Young people, the EU and Dad’s Army
The EU Referendum debate increasingly appears to be like episodes of Dad’s Army. Each side has its Captain Mainwaring addressing the troops with the likely outcomes of exit or remain. Then up pops Private Frazer, ‘We’re doomed!’
I’m not going to discuss various claims; FullFact does that. But, trying to be impartial, I’d like to consider the effects on education and young people of going or staying.
Yesterday’s figures showed net migration at its second highest level. Half of it comprised EU immigrants. Their children are entitled to be educated in UK state schools. This puts a strain on school places. Around 5% of children in English schools are White Non British, White Irish or White Traveller/Roma*. This is a small proportion but it relates to thousands of children, all needing school places. Leaving the EU would reduce the number of such children.
The Remain campaign could argue that if we left we would have to negotiate a UK/EU trade deal which may force us to accept EU rules. The Leave campaign could counteract this: any new trade deal would not necessarily mean compliance with EU regulations – Europe, they say, needs our trade more than we need theirs.
If UK were to leave the EU, children of UK citizens resident there would lose their right to go to publicly-funded schools. Young British people would lose their right to live, work and study in the EU. Denmark is the most popular destination for UK graduates, followed by Switzerland, Sweden and Germany in joint second place. The ability of young British people to enter such countries would be curtailed on Exit.
Switzerland isn’t, of course, an EU member but is a member of the European Free Trade Area. Switzerland is an example of a non-EU country still bound by EU rules regarding free movement of people, goods, services and capital in return for free trade although the agreement is under severe strain after the Swiss anti-immigration initiative in 2014. The EU says free movement is non-negotiable – a sign that it would be extremely difficult to negotiate the type of UK/EU free trade agreement put forward by the Leave campaign.

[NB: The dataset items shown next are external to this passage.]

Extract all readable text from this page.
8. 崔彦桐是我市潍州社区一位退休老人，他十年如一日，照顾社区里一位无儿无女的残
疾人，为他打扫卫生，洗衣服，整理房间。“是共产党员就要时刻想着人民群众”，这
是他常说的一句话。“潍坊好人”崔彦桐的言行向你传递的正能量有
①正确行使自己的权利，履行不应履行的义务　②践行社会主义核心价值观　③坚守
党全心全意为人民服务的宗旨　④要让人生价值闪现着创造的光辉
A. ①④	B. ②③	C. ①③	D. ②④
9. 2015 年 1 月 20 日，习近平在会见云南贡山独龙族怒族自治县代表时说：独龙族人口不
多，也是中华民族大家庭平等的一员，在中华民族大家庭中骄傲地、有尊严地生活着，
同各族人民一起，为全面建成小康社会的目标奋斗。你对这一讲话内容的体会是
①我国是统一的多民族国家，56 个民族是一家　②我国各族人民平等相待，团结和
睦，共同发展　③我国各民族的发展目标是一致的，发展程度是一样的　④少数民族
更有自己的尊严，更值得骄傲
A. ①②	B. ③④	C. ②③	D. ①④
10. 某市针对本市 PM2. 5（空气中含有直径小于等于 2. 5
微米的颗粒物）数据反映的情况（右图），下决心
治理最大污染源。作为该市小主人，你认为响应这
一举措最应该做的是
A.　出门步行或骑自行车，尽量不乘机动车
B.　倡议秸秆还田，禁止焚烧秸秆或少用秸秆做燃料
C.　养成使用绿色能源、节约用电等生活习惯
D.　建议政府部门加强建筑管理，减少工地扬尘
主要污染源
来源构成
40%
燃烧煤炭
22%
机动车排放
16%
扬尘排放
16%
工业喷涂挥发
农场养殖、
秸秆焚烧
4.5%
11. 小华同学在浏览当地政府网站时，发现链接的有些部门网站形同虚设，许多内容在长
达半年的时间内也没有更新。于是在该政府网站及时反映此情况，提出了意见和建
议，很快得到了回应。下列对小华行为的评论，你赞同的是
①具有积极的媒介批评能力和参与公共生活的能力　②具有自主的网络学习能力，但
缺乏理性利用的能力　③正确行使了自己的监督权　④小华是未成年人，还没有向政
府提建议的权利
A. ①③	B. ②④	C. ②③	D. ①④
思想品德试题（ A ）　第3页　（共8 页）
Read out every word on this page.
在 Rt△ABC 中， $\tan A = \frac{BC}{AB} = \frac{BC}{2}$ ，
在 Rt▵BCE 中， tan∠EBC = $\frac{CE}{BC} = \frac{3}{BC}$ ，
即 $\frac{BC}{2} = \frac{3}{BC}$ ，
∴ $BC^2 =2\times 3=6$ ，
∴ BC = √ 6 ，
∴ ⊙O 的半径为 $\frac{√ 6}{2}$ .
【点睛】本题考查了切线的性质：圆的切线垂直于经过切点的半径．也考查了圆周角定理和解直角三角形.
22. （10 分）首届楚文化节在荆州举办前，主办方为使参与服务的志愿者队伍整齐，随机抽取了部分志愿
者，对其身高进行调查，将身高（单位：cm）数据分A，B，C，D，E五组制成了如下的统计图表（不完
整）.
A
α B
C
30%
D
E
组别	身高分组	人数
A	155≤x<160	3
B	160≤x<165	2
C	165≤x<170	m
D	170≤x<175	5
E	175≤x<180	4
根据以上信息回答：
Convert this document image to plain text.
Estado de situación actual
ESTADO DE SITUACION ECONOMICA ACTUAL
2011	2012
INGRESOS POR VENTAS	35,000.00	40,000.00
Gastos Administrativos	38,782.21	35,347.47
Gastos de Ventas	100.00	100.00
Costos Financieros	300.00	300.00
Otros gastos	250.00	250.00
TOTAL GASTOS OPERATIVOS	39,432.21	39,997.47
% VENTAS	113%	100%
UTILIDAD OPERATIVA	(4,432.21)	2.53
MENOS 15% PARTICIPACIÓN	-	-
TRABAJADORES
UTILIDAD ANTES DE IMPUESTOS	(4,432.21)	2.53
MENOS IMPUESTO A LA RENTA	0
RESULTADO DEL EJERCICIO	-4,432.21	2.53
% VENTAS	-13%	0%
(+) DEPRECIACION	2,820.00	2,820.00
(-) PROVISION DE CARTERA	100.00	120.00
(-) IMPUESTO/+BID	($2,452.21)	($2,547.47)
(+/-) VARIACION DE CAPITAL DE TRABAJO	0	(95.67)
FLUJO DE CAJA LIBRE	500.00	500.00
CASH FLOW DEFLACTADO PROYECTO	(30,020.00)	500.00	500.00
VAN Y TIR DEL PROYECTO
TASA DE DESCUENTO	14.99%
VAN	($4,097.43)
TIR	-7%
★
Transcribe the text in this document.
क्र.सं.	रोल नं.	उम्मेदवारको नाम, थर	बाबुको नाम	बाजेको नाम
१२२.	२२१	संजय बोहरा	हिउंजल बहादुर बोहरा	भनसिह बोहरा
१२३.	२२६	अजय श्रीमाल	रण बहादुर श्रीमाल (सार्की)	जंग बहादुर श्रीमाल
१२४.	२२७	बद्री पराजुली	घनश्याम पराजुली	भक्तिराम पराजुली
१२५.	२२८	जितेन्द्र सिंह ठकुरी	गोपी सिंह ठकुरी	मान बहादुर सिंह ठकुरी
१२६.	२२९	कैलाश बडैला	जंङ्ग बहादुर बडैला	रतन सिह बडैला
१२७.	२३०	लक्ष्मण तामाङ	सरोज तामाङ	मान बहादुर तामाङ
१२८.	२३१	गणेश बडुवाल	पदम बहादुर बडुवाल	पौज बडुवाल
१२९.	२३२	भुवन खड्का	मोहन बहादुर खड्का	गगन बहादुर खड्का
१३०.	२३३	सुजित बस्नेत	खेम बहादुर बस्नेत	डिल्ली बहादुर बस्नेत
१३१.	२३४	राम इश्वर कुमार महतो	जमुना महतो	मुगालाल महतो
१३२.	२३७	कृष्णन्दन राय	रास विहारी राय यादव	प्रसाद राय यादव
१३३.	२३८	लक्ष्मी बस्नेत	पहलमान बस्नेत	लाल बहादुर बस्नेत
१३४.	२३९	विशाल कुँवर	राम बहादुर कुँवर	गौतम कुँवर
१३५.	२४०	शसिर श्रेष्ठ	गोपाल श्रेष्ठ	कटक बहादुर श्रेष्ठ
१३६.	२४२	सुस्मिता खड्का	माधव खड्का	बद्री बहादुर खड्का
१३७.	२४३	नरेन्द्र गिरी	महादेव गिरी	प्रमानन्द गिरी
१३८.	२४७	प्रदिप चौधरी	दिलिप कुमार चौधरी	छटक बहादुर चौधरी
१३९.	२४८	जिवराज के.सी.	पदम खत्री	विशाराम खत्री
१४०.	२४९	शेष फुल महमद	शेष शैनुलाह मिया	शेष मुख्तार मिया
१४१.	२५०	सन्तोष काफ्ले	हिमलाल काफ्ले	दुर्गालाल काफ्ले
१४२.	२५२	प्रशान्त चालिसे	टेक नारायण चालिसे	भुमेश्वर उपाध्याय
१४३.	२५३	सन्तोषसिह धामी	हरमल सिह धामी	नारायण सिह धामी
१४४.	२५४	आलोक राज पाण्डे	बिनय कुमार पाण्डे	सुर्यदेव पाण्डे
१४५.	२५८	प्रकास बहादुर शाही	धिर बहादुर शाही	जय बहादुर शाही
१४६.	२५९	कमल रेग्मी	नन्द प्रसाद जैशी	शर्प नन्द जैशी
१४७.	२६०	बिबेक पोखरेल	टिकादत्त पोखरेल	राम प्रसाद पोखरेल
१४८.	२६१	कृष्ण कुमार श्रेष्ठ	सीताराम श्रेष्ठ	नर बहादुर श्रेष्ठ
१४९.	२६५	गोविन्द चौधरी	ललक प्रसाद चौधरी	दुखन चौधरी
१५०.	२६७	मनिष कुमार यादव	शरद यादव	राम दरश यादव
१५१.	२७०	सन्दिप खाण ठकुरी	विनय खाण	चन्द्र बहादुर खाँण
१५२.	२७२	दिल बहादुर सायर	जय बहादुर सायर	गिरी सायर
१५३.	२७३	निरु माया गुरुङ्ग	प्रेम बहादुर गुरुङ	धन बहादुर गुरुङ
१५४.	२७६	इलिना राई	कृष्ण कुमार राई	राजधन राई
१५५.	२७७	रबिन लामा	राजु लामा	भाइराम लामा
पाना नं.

The EU funds programs aimed particularly at young people: Erasmus+, the fledgling Youth Guarantee and Daphne aimed at preventing violence against children, young people, women and other at-risk groups. Funding would be at risk if Britain left the EU.
The Leave campaign could claim the UK could fund similar programmes from the money saved by not being in the EU. The Remain side could say that while funding may still be possible, EU-wide participation by UK young people would be restricted.
Leave or Remain?
Much of the debate has been crystal ball gazing – doom laden predictions of what might happen if the UK were to stay or go. The vote could hinge on which side frightens voters the most. And there’s the crunch – these voters are less likely to be young people.
The Telegraph cites two surveys which show 80 per cent of British students want to remain but 66% couldn’t say when the vote was taking place. It’s essential that young people, whether Brexiteers or Remainers, should vote. And that means registering to vote by 7 June. Young people will be affected by the outcome for far longer than the oldies whose vote is likely to decide the Referendum. Young people’s future shouldn’t be decided solely by Dad’s (or Mum’s) Army.
*Presumably these are Codes for children of EU citizens not categorised as British.
UPDATE: 27 May 13.05 The article has been updated to make it clear which EU rules are followed by Switzerland. The original article implied Switzerland was bound by all EU rules. This was incorrect.